You mentioned the options are to either make compromises on profits by lowering prices or remain firm and risk losing business. Well, there is a third option: Raise the value. Or use a combination, by dramatically raising the value and only slightly reducing the price.
There are usually several ways to raise the value and the perceived value of a product or service without significantly increasing costs. Often this may include more attention, more time or more personal service, which yes, will increase the overall cost basis, but not the cost of goods sold.
Look to finds areas where you can raise the tangible or perceived value of what you sell. This can be in services or in processes or in even in people. As long as you remain in the general range of the market for your product, you should be able to gain an advantage on the competition by raising value. Without knowing exactly what you do, I can’t give you any suggestions, but here’s a generic example:
Two shoe repair shops across the street from each other. Due to lean times, one cuts prices and reduces the space he is renting to save money. The other, uses this fact and instead of cutting prices or space, adds some comfortable seats in his shop along with free coffee and cakes while you wait.

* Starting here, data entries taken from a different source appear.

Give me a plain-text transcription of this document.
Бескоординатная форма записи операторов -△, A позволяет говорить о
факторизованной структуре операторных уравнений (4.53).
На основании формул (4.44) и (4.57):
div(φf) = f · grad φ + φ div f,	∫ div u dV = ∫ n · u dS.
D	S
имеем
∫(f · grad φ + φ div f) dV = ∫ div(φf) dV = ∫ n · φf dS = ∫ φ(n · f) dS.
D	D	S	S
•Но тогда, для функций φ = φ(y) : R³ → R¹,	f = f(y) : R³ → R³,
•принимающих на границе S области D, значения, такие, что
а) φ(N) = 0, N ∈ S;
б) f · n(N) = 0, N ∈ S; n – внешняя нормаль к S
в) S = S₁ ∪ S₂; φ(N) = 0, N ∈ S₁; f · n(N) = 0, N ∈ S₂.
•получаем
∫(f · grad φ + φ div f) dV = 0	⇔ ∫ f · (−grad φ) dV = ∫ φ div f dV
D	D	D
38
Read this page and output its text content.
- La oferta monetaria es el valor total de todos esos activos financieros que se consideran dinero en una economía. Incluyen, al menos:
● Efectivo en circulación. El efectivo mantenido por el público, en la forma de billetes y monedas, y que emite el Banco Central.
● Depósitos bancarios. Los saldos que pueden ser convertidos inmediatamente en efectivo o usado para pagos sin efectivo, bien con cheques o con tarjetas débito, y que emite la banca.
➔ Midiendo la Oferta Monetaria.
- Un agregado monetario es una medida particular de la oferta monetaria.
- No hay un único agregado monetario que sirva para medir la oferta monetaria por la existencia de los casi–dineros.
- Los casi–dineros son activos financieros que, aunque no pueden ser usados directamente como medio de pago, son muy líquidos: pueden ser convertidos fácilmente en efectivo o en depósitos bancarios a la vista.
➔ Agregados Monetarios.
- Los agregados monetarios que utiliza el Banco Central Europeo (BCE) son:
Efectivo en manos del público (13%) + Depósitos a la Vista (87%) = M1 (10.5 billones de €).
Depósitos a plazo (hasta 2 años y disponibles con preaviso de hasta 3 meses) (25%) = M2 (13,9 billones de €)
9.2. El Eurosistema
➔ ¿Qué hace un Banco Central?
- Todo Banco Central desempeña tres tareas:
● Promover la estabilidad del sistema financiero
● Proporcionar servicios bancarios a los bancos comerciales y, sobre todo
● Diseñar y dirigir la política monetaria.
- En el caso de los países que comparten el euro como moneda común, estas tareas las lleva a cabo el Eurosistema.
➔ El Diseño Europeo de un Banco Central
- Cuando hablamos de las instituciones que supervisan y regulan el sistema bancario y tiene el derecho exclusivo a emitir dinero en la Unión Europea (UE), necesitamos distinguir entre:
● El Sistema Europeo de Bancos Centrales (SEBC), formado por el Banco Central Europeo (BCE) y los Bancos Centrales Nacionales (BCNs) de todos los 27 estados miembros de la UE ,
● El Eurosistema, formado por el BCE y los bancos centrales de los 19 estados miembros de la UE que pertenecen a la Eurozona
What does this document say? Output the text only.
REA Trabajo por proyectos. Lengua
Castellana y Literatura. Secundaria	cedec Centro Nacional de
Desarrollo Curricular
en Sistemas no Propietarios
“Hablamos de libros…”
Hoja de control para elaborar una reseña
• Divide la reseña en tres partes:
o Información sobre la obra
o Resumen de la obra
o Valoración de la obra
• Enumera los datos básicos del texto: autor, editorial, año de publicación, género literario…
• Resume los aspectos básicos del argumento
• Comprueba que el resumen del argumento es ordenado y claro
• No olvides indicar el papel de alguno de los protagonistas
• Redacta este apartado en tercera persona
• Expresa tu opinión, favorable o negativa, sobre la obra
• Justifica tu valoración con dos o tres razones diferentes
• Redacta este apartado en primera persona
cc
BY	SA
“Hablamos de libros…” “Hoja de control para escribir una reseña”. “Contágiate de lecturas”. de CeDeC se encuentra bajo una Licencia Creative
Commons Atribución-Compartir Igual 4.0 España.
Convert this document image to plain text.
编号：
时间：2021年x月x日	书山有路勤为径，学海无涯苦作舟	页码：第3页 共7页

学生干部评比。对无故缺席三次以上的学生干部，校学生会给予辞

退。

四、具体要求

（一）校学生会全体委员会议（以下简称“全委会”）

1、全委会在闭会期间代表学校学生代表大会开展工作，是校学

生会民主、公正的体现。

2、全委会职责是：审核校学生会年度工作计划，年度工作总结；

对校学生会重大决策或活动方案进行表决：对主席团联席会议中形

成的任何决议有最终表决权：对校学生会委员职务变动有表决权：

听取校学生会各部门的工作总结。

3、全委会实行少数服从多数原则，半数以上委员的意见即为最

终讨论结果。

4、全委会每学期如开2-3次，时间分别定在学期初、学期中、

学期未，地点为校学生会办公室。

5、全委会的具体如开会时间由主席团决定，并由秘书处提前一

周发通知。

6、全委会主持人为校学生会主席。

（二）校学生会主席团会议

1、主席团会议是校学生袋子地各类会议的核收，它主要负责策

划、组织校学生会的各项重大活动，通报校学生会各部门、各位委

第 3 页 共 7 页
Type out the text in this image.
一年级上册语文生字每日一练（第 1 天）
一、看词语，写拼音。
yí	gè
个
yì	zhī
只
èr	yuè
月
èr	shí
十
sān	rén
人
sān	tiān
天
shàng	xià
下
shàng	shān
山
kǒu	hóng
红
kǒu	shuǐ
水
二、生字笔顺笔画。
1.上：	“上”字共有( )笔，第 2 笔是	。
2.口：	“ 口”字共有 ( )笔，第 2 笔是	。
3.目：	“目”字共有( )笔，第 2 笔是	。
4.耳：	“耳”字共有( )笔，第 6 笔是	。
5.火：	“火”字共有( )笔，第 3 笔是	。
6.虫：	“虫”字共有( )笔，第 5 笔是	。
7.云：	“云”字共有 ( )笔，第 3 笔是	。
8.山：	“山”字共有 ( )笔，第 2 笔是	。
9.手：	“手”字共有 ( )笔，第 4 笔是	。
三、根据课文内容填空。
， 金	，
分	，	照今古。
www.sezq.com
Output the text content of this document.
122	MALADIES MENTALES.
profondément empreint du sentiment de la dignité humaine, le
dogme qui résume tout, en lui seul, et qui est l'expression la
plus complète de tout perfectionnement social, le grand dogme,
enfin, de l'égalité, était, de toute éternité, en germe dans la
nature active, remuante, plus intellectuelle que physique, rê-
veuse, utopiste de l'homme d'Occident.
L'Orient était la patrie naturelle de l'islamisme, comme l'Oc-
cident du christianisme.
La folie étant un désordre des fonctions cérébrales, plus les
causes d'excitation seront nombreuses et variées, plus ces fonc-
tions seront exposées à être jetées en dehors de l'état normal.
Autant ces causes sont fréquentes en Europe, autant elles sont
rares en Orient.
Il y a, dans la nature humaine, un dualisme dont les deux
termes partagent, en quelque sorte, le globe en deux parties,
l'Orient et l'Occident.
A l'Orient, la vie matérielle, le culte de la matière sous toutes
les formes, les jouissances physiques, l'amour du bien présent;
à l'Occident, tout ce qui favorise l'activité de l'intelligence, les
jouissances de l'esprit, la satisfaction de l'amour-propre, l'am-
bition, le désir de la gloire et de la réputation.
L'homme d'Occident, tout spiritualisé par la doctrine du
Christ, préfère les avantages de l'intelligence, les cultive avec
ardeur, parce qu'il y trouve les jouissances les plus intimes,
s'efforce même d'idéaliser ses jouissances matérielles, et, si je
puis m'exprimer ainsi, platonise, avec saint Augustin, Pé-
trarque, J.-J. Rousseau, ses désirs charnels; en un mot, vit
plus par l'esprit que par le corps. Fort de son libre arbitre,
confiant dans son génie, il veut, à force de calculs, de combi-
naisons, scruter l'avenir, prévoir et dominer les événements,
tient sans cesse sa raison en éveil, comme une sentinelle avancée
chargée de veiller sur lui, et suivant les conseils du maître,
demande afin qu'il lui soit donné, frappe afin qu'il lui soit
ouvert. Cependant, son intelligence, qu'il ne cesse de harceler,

Now the choice for customers is a shoe repair while you stand for 30 minutes or go out and walk around, for £4. Or sit in a comfy chair, watch a bit of TV and have coffee and a doughnut while your shoes are repaired for £5.
One has a sign that says, “Shoes Repaired While You Wait.” The other says, “Shoes Expertly Mended While You Rest!”
I know these are generic examples for illustration, but I hope you see what I am getting to.
I know sometimes that it’s not even possible, but first do everything you can to explore every area to increase the value far beyond the cost. Also in a selling situation, remember that people and process can add value. Where one software firm employs high school grads and college interns to help with programming, the other only uses skilled programmers—this is an added value.
Whenever possible look for ways to add more. Remember that every price or money centered objection, whether that be in the form of the economy or not, is still about value. Once the return for letting the money go, exceeds the cost of holding on to the money—sold!